As the owner of Gilgandra Poultry, Andrew Schier sells tens of thousands of chickens across the Central West, while also managing cattle and cropping on the family farm. But like many men in the country, the community is where his real passion lies; Andrew has been Chairman of the Western Racing Association for nine years, President of the Gilgandra Jockey Club for the past 22 years and he also serves as Vice-President of the Gilgandra Sporting Club.
Having grown up in Gilgandra, Andrew knows the region like the back of his hand. He’s worked shoulder-to-shoulder with people from all walks of life in the community, so it was only natural that he would step up and run for office.
As soon as Andrew was preselected, he made it a priority to get out and meet people in the communities that sprawled across the rural electorate so he better understands the issues each town face.
“There are a lot of opportunities coming along,” he said.
“The more young people we can keep in the community during those crucial years of 18 to 25, when they’re developing their skills, the greater chance we’ve got that they’ll stay in our towns, starts their families and buy their homes. That’s how we maintain and regenerate our communities, that’s what we need to work towards.”
The importance of home-grown training and education is something Andrew knows all too well. After school he moved to Bathurst to study a Diploma of Teaching at Charles Sturt University before moving home to take on the farm.
That farming identity is something that’s near and dear to Andrew’s heart, which is why he takes exception to “fake farmers” trying to undermine the region he loves.
“There are people out there saying this drought is the end of the world, that’s what my Shooters and Fishers competitor is saying, but anyone who’s been around for more than five minutes knows this drought is completely different to the one 15 years ago, to 25 years ago,” he said.

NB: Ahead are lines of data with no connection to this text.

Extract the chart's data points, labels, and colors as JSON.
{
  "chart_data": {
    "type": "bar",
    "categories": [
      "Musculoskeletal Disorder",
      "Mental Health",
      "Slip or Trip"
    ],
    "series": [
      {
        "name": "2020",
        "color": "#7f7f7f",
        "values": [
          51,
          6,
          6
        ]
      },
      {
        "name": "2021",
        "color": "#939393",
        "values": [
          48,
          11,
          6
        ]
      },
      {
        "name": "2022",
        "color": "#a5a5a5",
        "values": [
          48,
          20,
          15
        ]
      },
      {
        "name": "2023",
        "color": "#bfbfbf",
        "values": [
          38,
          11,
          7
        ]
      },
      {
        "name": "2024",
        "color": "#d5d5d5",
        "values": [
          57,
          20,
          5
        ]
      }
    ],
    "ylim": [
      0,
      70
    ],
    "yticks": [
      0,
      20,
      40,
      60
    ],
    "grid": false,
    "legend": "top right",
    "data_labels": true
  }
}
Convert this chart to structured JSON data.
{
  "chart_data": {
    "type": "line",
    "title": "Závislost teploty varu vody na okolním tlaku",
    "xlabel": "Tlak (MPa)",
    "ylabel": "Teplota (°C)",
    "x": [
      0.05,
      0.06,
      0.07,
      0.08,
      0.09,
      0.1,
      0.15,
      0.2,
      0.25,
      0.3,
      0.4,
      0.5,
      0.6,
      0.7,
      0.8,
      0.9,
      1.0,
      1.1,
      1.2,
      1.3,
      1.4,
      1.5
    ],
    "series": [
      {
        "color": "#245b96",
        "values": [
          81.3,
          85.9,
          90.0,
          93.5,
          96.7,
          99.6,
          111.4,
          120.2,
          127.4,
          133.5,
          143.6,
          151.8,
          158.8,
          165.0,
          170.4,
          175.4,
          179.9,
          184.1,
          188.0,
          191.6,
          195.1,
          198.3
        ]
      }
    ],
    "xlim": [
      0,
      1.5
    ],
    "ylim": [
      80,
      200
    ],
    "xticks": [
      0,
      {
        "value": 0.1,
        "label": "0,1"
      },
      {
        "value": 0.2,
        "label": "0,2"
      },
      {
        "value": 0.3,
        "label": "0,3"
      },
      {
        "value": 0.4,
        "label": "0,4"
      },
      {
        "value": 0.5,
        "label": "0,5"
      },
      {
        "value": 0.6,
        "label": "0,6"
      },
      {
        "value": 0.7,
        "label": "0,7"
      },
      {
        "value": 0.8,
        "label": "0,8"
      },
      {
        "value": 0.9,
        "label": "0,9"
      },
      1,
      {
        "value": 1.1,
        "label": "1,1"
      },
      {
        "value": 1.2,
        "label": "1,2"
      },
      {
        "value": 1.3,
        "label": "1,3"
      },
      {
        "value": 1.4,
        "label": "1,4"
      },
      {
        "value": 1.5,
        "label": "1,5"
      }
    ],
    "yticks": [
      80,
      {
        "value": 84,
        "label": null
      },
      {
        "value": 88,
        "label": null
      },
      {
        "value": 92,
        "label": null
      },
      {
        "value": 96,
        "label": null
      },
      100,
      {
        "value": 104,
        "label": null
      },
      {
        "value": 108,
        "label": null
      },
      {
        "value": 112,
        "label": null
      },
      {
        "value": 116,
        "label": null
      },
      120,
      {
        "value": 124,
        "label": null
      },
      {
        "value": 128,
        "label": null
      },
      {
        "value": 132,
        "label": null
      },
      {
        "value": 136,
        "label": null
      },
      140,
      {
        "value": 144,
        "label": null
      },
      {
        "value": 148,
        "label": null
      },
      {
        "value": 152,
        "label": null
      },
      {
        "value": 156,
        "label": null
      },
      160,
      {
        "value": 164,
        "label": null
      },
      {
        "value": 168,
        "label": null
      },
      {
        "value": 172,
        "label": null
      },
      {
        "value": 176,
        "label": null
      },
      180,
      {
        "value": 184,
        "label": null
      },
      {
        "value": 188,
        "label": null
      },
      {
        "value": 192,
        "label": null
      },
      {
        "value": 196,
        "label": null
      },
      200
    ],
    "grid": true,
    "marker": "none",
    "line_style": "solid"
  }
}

“He’s a hobby farmer, a pretend farmer, he doesn’t know what it’s like to make your living out here and he’s telling people they need a handout. Well guess what? There’ll be another drought and another one and these handouts won’t help anyone get in a better position to survive the next one, they’ll just keep people relying on government assistance. We deserve better than that and that’s why The Nationals have set up the innovation fund, to help drought-proof our farms.”
Andrew also had little time for the Labor candidate from Broken Hill, a “career politician” who claimed Barwon deserved better.
“Our people certainly deserve better than Labor,” Andrew said. “People know the hospitals are better than they were 10 years ago, the roads are better than they were under Labor – all they did for the Newell Highway was drop the speed limit and not spend a cent. We can’t afford to let them back in, not when we’re setting up our communities to not only survive but thrive.”
Plain-spoken and with a head full of common sense, Andrew Schier said he wanted to make Barwon the sort of place where families and businesses like his own could thrive and grow.